I'd also hoped that maybe just maybe the setting was the same as in the Paladin/Clockwork series... but it wasn't. The wizards are suspiciously like miracle workers, and the city-states are suspiciously like those in Paladin. Even the Duchess seemed suspiciously like the Dowager (who's only really mentioned by name, and with a lot of distance from the characters in Paladin, so who knows what she's really like in proximity).

Mona was a character I could like. Honestly all the main characters in Kingfisher's books are relatable and likeable, the only exception being Swordheart (and who knows if the audiobook had a great deal to do with how unlikeable they were, but I suspect a tremendous deal). For how consistently I like her main characters, there's got to be something about them all that are kind of same-ish. Could it be a bad thing craft-wise? For instance, Mona is always very aware of her limitations, and she has zero delusions about how heroic and grand she could actually be.
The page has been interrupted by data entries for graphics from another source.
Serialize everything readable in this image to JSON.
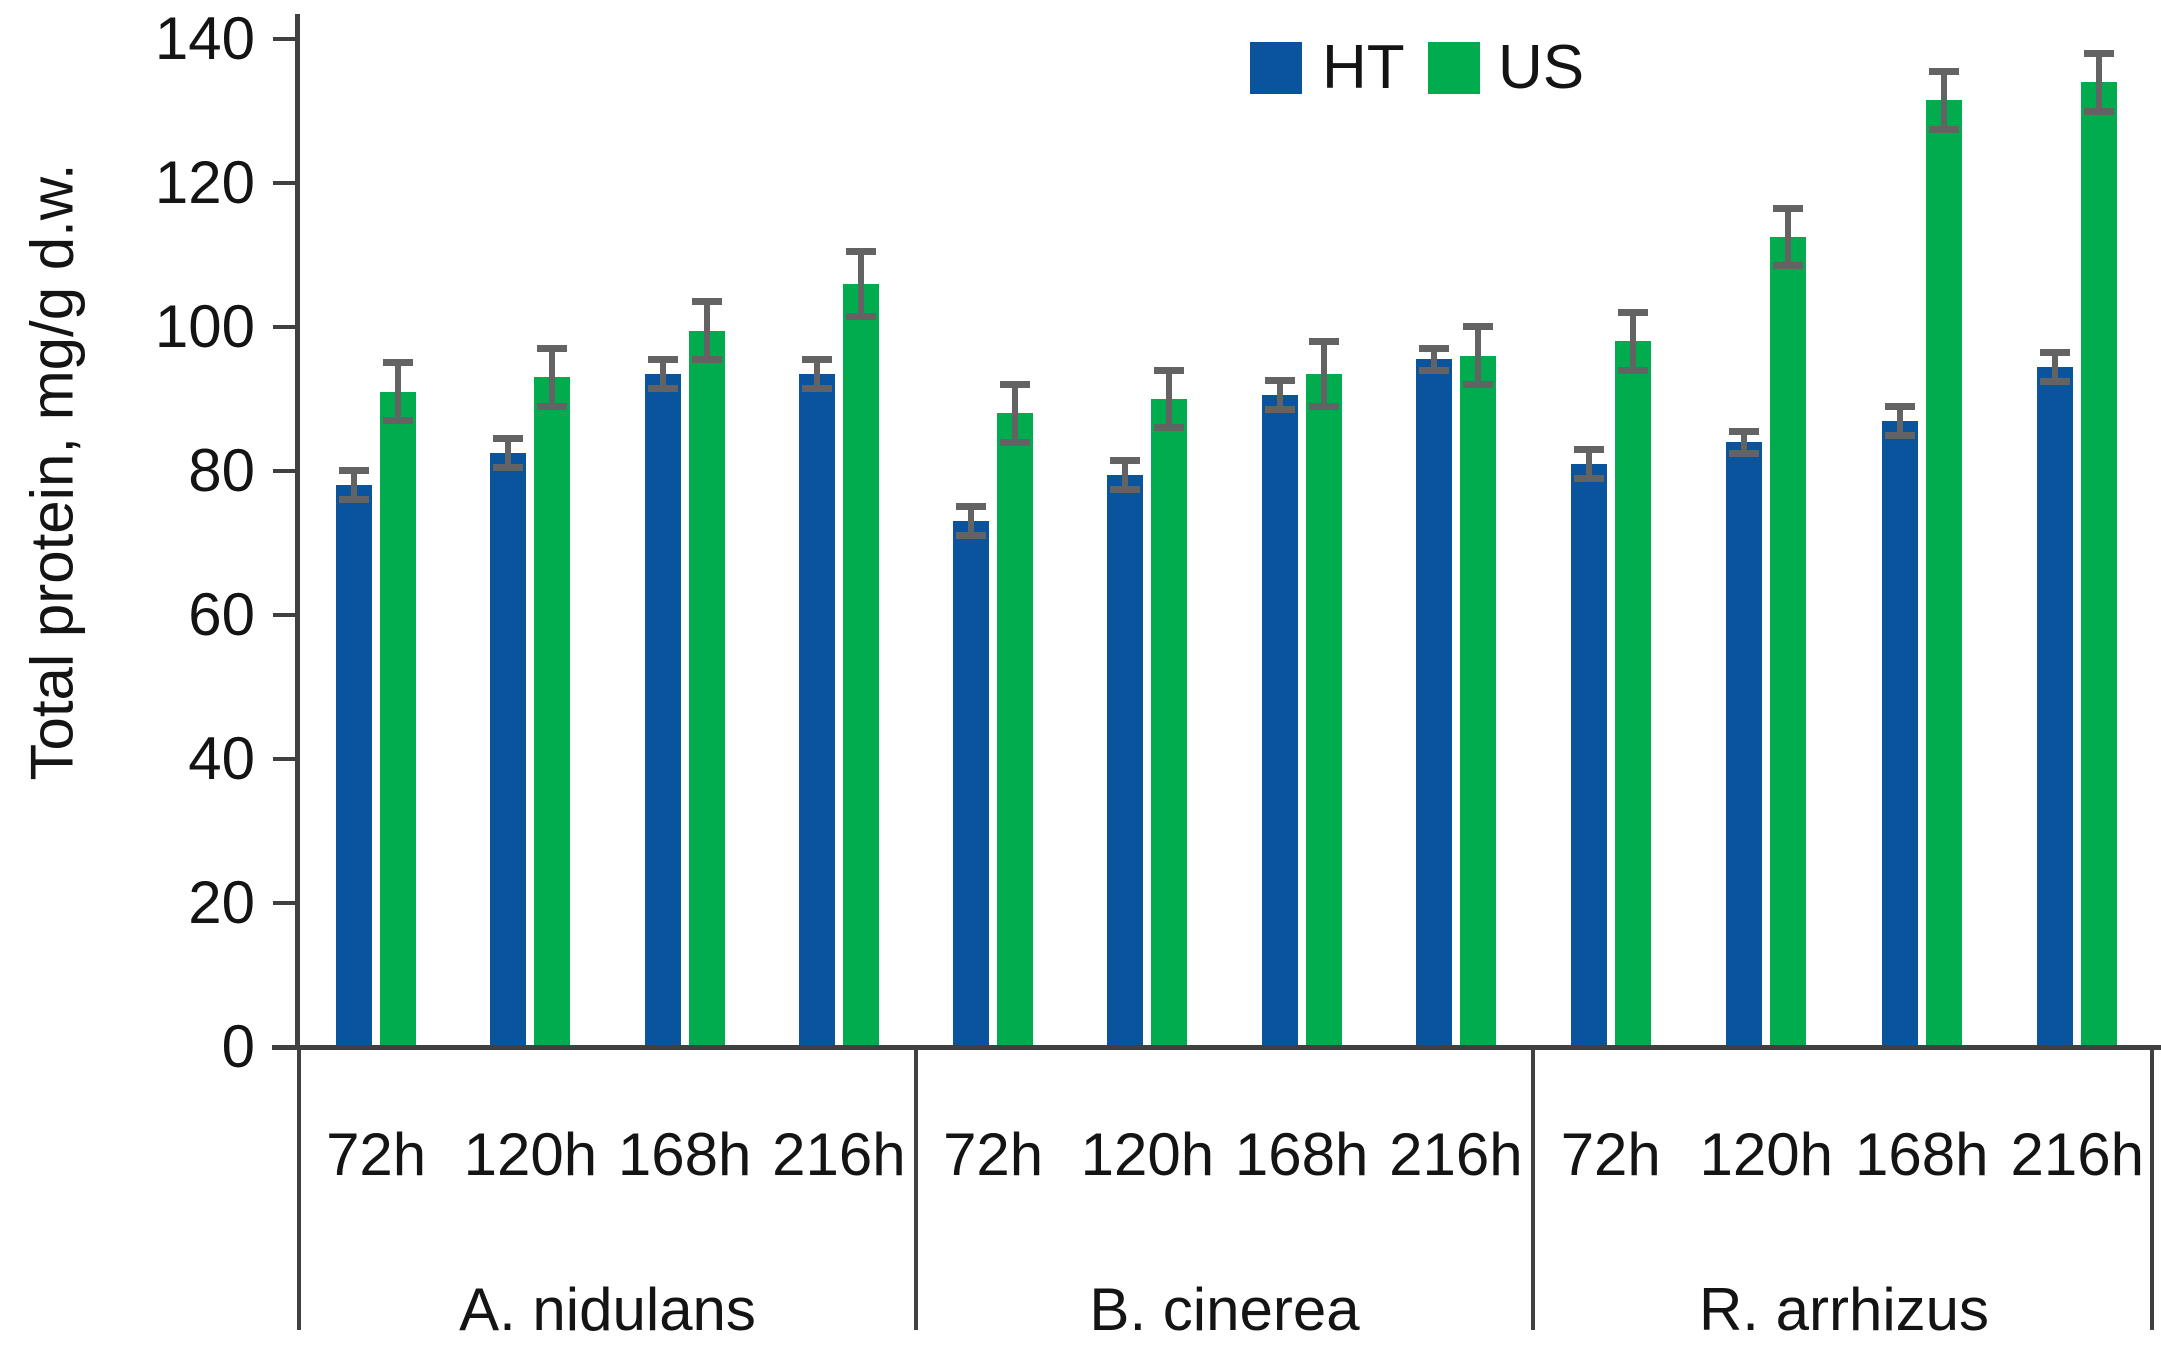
{
  "chart_data": {
    "type": "bar",
    "title": "",
    "ylabel": "Total protein, mg/g d.w.",
    "xlabel": "",
    "ylim": [
      0,
      140
    ],
    "ytick_step": 20,
    "ytick_labels": [
      "0",
      "20",
      "40",
      "60",
      "80",
      "100",
      "120",
      "140"
    ],
    "grid": "off",
    "legend_position": "top",
    "legend": [
      {
        "name": "HT",
        "color": "#0a549e"
      },
      {
        "name": "US",
        "color": "#00ac4e"
      }
    ],
    "error_bar_color": "#636363",
    "axis_color": "#404040",
    "groups": [
      {
        "label": "A. nidulans",
        "categories": [
          "72h",
          "120h",
          "168h",
          "216h"
        ],
        "series": [
          {
            "name": "HT",
            "values": [
              78,
              82.5,
              93.5,
              93.5
            ],
            "errors": [
              2.5,
              2.5,
              2.5,
              2.5
            ]
          },
          {
            "name": "US",
            "values": [
              91,
              93,
              99.5,
              106
            ],
            "errors": [
              4.5,
              4.5,
              4.5,
              5
            ]
          }
        ]
      },
      {
        "label": "B. cinerea",
        "categories": [
          "72h",
          "120h",
          "168h",
          "216h"
        ],
        "series": [
          {
            "name": "HT",
            "values": [
              73,
              79.5,
              90.5,
              95.5
            ],
            "errors": [
              2.5,
              2.5,
              2.5,
              2
            ]
          },
          {
            "name": "US",
            "values": [
              88,
              90,
              93.5,
              96
            ],
            "errors": [
              4.5,
              4.5,
              5,
              4.5
            ]
          }
        ]
      },
      {
        "label": "R. arrhizus",
        "categories": [
          "72h",
          "120h",
          "168h",
          "216h"
        ],
        "series": [
          {
            "name": "HT",
            "values": [
              81,
              84,
              87,
              94.5
            ],
            "errors": [
              2.5,
              2,
              2.5,
              2.5
            ]
          },
          {
            "name": "US",
            "values": [
              98,
              112.5,
              131.5,
              134
            ],
            "errors": [
              4.5,
              4.5,
              4.5,
              4.5
            ]
          }
        ]
      }
    ]
  }
}
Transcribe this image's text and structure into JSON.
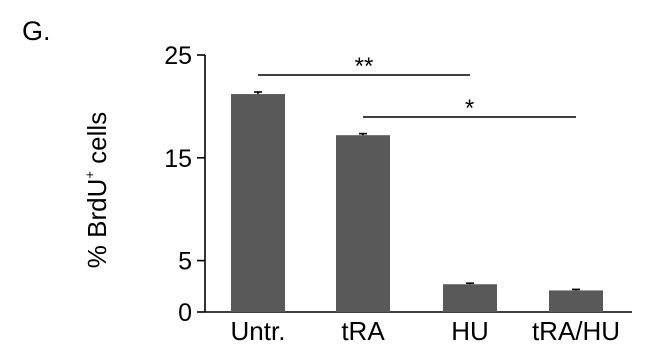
{
  "panel_label": "G.",
  "chart_data": {
    "type": "bar",
    "categories": [
      "Untr.",
      "tRA",
      "HU",
      "tRA/HU"
    ],
    "values": [
      21.2,
      17.2,
      2.7,
      2.1
    ],
    "errors": [
      0.2,
      0.15,
      0.1,
      0.1
    ],
    "ylabel_main": "% BrdU",
    "ylabel_sup": "+",
    "ylabel_tail": " cells",
    "yticks": [
      0,
      5,
      15,
      25
    ],
    "ylim": [
      0,
      25
    ],
    "bar_color": "#595959",
    "significance": [
      {
        "from": "Untr.",
        "to": "HU",
        "label": "**"
      },
      {
        "from": "tRA",
        "to": "tRA/HU",
        "label": "*"
      }
    ]
  }
}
No delusions for a fourteen-year-old seems almost unrealistic, actually. Another fantasy with teenage heroes would always take themselves entirely seriously. And why not? As ambitious as teenage heroes are, their ambitions work out, the world takes them seriously, they have no reason to believe they can't do anything. In that sense, Mona is ridiculously realistic about her scope as a singular young person. At the end where she's angry about being forced to be a hero because the adults responsible didn't do anything to stop evil, there's something so mature about that that I don't think real teenagers are. Certainly as a teenager, everything felt like my fault or my responsibility, even when they really weren't. It was strange to read Mona reiterating how fourteen she is and how limited she is by being fourteen, but I didn't hate it. Even if it's not realistic.

While in the middle of reading, when I still had the idea that maybe if I didn't enjoy it every last bit I could return it to the bookstore, I was reading while eating (big mistake) and got food on it. And oops I guess I can't return it (the terms stipulate that it must be pristine). I think I'd still keep it, even though I don't know if I liked it enough to ever reread it. I'm just an uncritical Kingfisher fan, maybe any book by her is worth keeping.